TB as usual you raise an exceptionally interesting point. To this day presidents have men killed: to wit: Osama bin Laden and all the drone strikes. In addition. there are very few politicians who leave office with less money than they had when they came in, and the means by which most of them acquire wealth is sketchy to say the least. In that regard, therefore, what Michael said to Kay still stands. She was the naive one.
What Michael never got was the concept of nuance. Like in baseball, in the law there the written rules and the "unwritten rules." People who bend legal and ethical matters within the "unwritten rules" can get away with it whereas people who don't suffer the consequences. For example, Marco Rubio, the senator from Florida has never spent one day in his adult life in anything but public office, yet he has amassed great wealth as th result of being a "consultant" to various corporations, and the like, and no one bats an eye cause everyone does it. Jesse Jackson Jr., on the other hand, just lifted campaign funds from the till and used the money on himself.

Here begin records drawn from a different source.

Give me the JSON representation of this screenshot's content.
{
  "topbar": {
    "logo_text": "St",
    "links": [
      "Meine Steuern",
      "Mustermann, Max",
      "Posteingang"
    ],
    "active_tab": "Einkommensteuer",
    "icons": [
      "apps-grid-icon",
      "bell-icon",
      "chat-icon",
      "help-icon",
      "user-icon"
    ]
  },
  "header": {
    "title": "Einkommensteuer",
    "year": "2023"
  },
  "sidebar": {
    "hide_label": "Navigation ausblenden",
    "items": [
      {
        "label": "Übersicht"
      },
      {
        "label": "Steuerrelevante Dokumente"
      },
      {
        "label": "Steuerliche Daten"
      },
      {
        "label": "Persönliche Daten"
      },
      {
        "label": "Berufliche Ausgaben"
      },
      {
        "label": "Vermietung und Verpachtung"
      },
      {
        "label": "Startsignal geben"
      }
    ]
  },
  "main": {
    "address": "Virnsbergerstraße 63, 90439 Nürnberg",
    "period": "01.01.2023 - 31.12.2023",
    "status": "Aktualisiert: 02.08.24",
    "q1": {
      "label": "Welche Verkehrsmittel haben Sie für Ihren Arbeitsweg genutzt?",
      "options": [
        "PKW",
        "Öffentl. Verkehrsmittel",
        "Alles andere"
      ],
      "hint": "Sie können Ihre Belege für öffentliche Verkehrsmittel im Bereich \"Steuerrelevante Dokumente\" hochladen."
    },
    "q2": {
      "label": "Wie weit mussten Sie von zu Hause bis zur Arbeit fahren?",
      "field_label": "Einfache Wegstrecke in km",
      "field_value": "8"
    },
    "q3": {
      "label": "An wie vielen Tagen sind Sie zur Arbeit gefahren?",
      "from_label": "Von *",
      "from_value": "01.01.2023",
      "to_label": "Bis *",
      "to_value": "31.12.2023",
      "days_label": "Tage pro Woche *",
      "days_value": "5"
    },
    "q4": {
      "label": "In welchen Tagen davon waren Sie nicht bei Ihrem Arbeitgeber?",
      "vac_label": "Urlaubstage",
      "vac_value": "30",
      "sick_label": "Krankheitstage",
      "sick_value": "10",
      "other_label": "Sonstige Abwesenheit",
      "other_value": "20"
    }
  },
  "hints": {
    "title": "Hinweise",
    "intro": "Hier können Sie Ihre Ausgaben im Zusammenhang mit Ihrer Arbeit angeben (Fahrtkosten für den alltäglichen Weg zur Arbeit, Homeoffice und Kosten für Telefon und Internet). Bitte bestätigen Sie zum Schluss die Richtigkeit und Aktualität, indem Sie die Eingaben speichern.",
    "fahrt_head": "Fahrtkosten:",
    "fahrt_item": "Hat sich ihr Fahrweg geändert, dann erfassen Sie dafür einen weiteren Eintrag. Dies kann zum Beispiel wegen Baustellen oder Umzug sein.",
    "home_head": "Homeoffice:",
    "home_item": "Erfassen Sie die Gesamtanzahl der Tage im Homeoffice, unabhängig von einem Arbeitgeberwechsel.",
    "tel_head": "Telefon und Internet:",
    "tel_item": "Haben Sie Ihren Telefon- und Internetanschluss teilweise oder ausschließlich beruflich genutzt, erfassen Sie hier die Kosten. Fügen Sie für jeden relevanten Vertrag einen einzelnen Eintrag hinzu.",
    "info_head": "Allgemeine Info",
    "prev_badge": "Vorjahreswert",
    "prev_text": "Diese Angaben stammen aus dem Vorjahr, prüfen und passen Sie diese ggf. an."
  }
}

I use this example to illustrate the point that Vito and Tom Hagen knew how to operate within the "unwritten rules" and escape the problems Michael encountered. Vito would never have done something like order the death of Hyman Roth or a mamber of his own family, nor would he have ever done such an "in your face" thing to a United States Senator in front of witnesses.
Vito killed when it was good business, and then he did not brag about it...people just "knew." Fanucci comes to mind. Michael handled Geary at the brother the way Vito would have...privately and with only Geary knowing in whose debt he was.
Michael on the other hand did not understand when to retreat. He was always on the attack. Always paranoid. Always wanting to kill people. For Vito, doing something like killing a producer's prized horse was enough to get what he wanted. Michael was not that clever.
To draw the baseball analogy to a logical conclusion, if Michael were a pitcher, and the "unwritten rules" called for him to hit a batter with a pitch, he would not go for the thigh, he'd go for the head, and then consider the umpire who threw him out of the game to be another "enemy" with whom to be dealt.